Terrryyy1
Terrryyy1

Reputation: 31

Rf_allocVector only allocates and does not zero out memory

Original motivation behind this is that I have a dynamically sized array of floats that I want to pass to R through Rcpp without either incurring the cost of a zeroing out nor the cost of a deep copy.

Originally I had thought that there might be some way to take heap allocated array, make it aware to R's gc system and then wrap it with other data to create a "Rcpp::NumericVector" but it seems like that that's not possible - or doable with my current knowledge.

However and correct me if I'm wrong it looks like simply constructing a NumericVector with a size N and then using it as an N sized allocation will call R.h's Rf_allocVector and that itself does not either zero out the allocated array - I tested it on a small C program that gets dyn.loaded into R and it looks like garbage values. I also took a peek at the assembly and there doesn't seem to be any zeroing out.

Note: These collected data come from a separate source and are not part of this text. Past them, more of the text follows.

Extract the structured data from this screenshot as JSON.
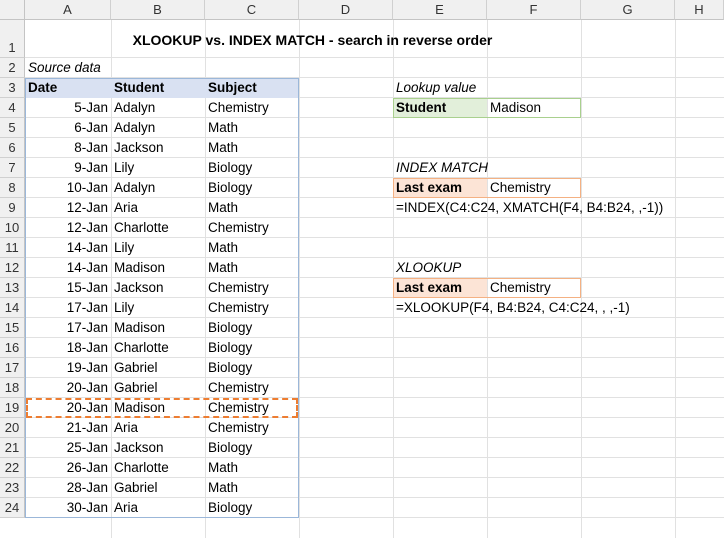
{
  "columns": [
    "A",
    "B",
    "C",
    "D",
    "E",
    "F",
    "G",
    "H"
  ],
  "rows": [
    "1",
    "2",
    "3",
    "4",
    "5",
    "6",
    "7",
    "8",
    "9",
    "10",
    "11",
    "12",
    "13",
    "14",
    "15",
    "16",
    "17",
    "18",
    "19",
    "20",
    "21",
    "22",
    "23",
    "24"
  ],
  "title": "XLOOKUP vs. INDEX MATCH - search in reverse order",
  "source_label": "Source data",
  "table": {
    "headers": [
      "Date",
      "Student",
      "Subject"
    ],
    "rows": [
      [
        "5-Jan",
        "Adalyn",
        "Chemistry"
      ],
      [
        "6-Jan",
        "Adalyn",
        "Math"
      ],
      [
        "8-Jan",
        "Jackson",
        "Math"
      ],
      [
        "9-Jan",
        "Lily",
        "Biology"
      ],
      [
        "10-Jan",
        "Adalyn",
        "Biology"
      ],
      [
        "12-Jan",
        "Aria",
        "Math"
      ],
      [
        "12-Jan",
        "Charlotte",
        "Chemistry"
      ],
      [
        "14-Jan",
        "Lily",
        "Math"
      ],
      [
        "14-Jan",
        "Madison",
        "Math"
      ],
      [
        "15-Jan",
        "Jackson",
        "Chemistry"
      ],
      [
        "17-Jan",
        "Lily",
        "Chemistry"
      ],
      [
        "17-Jan",
        "Madison",
        "Biology"
      ],
      [
        "18-Jan",
        "Charlotte",
        "Biology"
      ],
      [
        "19-Jan",
        "Gabriel",
        "Biology"
      ],
      [
        "20-Jan",
        "Gabriel",
        "Chemistry"
      ],
      [
        "20-Jan",
        "Madison",
        "Chemistry"
      ],
      [
        "21-Jan",
        "Aria",
        "Chemistry"
      ],
      [
        "25-Jan",
        "Jackson",
        "Biology"
      ],
      [
        "26-Jan",
        "Charlotte",
        "Math"
      ],
      [
        "28-Jan",
        "Gabriel",
        "Math"
      ],
      [
        "30-Jan",
        "Aria",
        "Biology"
      ]
    ]
  },
  "lookup": {
    "label": "Lookup value",
    "key": "Student",
    "value": "Madison"
  },
  "index_match": {
    "label": "INDEX MATCH",
    "key": "Last exam",
    "value": "Chemistry",
    "formula": "=INDEX(C4:C24, XMATCH(F4, B4:B24, ,-1))"
  },
  "xlookup": {
    "label": "XLOOKUP",
    "key": "Last exam",
    "value": "Chemistry",
    "formula": "=XLOOKUP(F4, B4:B24, C4:C24, , ,-1)"
  },
  "colors": {
    "header_fill": "#d9e1f2",
    "lookup_fill": "#e2efda",
    "result_fill": "#fce4d6",
    "highlight_border": "#ed7d31"
  }
}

Can anyone confirm this or offer any alternate solution?

Upvotes: 1

Views: 166

Answers (1)

Dirk is no longer here
Dirk is no longer here

Reputation: 368579

You marked this rcpp but that is a function from the C API of R -- whereas the Rcpp API offers you its constructors which do in fact set the memory tp zero:

> Rcpp::cppFunction("NumericVector goodVec(int n) { return NumericVector(n); }")
> sum(goodVec(1e7))
[1] 0
> 

This creates a dynamically allocated vector using R's memory functions. The vector is indistinguishable from R's own. And it has the memory set to zero as we use R_Calloc, which is documented in Writing R Extension to setting the memory to zero. (We may also use memcpy() explicitly, you can check the sources.)

So in short, you just have yourself confused over what the C API of R, as well as Rcpp offer, and what is easiest to use when. Keep reading documentation, running and writing examples, and studying existing code. It's all out there!